The memcached throttle is datacenter-specific, so it is expected that one cluster may throttle an original while the other may not. Swift only repeats the request to the inactive thumborhost if the active thumborhost is successful in generating the thumbnail.


Thanks for the logs. This does appear to be caused by a change in behavior in libpng since the thumbnails for this file were last generated. The old thumbnails were purged from Swift for some reason, and because of the change in behavior, they can't be regenerated. The image displayed on the file description page is still visible because it is the un-transformed original.

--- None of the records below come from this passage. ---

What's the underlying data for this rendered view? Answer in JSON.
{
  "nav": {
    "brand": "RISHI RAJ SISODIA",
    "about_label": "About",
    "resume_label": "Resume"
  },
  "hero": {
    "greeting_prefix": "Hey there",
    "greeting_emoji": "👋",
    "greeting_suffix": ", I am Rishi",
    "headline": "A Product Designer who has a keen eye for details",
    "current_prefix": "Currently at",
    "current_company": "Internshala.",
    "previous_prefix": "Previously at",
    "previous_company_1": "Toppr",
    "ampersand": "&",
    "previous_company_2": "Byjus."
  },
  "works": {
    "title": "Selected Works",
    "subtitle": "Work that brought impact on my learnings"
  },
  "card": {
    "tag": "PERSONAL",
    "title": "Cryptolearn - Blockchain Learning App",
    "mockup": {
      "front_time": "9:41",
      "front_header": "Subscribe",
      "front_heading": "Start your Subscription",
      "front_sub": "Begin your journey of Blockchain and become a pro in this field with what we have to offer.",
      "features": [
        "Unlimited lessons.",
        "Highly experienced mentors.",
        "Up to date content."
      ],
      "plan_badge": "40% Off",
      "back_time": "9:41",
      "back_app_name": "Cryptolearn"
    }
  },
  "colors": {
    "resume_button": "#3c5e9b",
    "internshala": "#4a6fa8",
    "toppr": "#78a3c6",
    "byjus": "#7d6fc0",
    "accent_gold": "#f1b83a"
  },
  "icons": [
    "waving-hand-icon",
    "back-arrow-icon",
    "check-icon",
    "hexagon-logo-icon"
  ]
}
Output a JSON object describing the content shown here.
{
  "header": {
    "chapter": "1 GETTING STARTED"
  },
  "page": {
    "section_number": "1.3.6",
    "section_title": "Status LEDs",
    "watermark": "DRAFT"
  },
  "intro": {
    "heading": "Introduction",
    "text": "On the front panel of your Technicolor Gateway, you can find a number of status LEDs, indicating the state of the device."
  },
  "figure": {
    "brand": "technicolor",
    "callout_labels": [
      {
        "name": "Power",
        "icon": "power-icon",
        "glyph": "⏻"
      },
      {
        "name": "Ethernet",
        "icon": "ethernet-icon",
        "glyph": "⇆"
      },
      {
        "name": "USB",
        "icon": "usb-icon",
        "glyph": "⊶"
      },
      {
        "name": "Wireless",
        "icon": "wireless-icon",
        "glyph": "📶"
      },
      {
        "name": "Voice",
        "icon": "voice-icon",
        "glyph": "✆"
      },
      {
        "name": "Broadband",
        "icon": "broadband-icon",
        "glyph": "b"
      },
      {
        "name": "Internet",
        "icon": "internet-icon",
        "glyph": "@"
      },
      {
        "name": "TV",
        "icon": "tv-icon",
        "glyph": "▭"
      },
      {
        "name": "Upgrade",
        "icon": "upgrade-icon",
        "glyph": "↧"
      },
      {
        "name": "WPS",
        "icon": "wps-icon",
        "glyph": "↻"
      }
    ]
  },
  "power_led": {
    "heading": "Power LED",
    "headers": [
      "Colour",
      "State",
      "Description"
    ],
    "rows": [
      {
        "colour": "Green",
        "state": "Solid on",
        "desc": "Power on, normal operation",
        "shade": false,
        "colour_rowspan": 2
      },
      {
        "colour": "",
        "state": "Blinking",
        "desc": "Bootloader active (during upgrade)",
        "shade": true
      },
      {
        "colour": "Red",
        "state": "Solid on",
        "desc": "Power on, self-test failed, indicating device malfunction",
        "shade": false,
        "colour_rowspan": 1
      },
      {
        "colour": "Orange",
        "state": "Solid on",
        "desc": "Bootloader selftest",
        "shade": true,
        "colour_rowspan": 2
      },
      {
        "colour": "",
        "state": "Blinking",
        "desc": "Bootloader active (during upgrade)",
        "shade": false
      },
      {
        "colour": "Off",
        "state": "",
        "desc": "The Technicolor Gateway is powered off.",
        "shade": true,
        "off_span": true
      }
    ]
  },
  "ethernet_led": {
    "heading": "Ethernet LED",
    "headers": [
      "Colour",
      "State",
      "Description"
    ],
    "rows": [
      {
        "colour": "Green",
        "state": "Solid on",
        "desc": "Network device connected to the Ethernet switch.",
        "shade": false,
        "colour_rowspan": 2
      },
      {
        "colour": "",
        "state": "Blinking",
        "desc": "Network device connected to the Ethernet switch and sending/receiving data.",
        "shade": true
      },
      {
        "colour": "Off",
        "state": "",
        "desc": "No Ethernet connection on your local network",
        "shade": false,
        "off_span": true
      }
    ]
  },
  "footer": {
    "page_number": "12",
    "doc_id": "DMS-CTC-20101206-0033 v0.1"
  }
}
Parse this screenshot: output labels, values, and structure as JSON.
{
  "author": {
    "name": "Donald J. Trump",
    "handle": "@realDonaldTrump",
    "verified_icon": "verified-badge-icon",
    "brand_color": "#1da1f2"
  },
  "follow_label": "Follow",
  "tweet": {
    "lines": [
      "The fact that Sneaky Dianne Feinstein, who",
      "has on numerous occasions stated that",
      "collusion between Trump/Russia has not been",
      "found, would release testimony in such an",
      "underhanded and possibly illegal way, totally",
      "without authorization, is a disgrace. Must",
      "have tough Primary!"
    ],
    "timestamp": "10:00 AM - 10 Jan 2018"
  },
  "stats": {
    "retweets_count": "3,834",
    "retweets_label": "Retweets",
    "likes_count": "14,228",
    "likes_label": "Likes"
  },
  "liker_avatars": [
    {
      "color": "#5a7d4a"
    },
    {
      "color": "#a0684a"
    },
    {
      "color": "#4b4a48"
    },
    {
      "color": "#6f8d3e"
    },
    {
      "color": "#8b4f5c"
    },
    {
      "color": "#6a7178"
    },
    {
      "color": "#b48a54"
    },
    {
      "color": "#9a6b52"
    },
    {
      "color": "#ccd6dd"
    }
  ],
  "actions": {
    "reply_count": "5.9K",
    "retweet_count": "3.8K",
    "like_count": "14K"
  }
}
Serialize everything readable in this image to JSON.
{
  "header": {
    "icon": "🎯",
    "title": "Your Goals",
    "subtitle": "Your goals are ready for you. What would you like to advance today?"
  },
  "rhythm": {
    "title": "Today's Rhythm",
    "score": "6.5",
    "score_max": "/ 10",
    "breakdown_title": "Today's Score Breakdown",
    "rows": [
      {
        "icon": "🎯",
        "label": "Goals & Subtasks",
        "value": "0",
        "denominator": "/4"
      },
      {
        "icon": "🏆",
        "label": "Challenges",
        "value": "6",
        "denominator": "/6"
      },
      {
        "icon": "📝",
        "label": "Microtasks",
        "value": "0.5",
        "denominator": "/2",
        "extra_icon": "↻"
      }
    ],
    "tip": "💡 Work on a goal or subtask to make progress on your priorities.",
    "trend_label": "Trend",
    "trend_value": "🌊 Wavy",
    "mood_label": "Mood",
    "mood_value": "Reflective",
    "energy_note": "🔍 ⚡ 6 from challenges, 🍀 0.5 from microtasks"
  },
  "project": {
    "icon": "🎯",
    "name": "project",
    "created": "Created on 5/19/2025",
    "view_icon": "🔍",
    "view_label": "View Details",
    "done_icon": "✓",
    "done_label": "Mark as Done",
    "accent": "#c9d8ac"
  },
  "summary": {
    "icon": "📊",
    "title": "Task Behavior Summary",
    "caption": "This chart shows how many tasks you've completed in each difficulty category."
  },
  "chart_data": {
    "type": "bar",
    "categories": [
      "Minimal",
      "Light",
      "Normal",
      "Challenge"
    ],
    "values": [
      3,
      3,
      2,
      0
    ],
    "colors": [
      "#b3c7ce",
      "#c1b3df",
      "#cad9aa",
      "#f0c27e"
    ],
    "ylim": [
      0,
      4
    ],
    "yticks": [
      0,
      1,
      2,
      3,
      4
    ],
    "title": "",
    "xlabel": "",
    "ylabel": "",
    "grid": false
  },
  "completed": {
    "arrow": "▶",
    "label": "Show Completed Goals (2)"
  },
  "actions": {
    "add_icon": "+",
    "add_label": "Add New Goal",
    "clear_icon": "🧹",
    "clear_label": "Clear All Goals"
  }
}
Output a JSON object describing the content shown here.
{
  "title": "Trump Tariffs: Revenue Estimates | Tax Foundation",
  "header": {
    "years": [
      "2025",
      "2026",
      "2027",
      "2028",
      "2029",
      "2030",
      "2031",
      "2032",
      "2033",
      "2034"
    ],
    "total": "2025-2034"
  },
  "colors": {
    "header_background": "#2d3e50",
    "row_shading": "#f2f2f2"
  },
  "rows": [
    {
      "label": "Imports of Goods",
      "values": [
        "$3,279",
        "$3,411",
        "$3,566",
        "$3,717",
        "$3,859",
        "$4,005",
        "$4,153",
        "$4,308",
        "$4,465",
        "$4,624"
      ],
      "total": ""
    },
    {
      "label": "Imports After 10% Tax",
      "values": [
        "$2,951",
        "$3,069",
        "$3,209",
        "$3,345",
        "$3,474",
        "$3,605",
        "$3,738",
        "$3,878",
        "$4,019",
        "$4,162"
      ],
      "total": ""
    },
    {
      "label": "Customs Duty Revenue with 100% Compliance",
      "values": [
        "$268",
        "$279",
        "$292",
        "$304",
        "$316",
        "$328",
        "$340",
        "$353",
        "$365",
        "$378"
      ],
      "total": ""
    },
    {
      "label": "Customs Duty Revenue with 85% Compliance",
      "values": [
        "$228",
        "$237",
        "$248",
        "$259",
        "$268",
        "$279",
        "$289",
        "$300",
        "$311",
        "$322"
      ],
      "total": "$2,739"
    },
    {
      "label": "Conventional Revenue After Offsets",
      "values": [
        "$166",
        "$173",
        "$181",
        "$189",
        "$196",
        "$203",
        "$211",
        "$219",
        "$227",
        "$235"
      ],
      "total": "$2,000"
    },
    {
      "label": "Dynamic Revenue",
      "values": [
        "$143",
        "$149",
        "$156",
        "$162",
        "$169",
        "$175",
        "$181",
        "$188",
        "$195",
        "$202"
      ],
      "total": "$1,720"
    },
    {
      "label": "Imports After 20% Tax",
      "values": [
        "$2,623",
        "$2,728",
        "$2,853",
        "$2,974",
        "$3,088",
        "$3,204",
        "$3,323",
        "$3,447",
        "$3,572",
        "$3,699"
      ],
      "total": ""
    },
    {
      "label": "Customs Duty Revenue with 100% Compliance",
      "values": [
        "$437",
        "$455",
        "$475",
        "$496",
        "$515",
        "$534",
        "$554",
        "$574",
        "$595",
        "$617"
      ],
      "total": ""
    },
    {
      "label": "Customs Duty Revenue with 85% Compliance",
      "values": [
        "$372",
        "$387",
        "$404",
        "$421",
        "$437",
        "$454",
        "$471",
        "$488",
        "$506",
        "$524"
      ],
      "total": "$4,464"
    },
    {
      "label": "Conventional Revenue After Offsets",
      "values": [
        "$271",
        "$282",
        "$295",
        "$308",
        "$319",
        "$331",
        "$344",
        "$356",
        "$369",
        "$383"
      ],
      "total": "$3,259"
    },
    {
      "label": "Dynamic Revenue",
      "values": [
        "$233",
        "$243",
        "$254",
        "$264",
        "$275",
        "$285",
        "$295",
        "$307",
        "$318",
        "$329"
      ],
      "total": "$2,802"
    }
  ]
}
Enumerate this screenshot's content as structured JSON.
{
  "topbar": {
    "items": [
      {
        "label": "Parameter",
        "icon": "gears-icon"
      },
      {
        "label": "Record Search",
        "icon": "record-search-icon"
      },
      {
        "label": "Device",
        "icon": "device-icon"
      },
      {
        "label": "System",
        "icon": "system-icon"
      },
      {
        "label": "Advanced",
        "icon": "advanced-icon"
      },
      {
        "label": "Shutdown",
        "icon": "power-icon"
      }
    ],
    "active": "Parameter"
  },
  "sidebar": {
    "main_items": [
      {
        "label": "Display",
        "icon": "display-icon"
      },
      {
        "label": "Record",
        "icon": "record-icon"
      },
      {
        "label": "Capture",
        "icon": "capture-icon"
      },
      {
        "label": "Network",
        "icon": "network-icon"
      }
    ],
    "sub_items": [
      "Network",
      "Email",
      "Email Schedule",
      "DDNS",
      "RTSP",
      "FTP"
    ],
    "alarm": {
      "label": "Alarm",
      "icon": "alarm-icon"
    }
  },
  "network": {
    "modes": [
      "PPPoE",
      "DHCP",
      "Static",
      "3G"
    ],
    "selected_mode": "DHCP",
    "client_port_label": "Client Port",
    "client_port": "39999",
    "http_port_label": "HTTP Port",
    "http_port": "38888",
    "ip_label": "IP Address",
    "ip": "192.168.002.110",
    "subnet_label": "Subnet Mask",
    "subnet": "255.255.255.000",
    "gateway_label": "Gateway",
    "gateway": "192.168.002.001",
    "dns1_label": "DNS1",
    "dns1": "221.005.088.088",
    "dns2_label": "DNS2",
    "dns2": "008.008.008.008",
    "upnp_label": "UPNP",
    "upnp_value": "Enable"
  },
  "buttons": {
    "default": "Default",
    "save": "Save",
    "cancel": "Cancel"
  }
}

The libpng manual suggests using the included pngfix tool to fix files with this error. I've done so for this file using the following command:

$ pngfix --out=Young_Folks\'_History_of_Rome_illus090-fixed.png Young_Folks\'_History_of_Rome_illus090.png
IDAT TFB maximum 9 15 24542 59691 Young_Folks'_History_of_Rome_illus090.png

Unfortunately that's not something that can be done automatically at the Thumbor level, so any other files with this error will have to be fixed manually. I'm able to open the fixed file locally with ImageMagick/libpng, but we'll have to wait for the Memcached throttle to clear (1 hour) before Thumbor will try to render the new thumbnail.

thanks @AntiCompositeNumber for fixing the image and the additional detail. I agree with declining this task.

Would it be useful if I dug through the logs for other such files that don't thumb correctly?

Sure, if you get me a list of originals failing with IDAT: invalid distance too far back I can work on fixing them.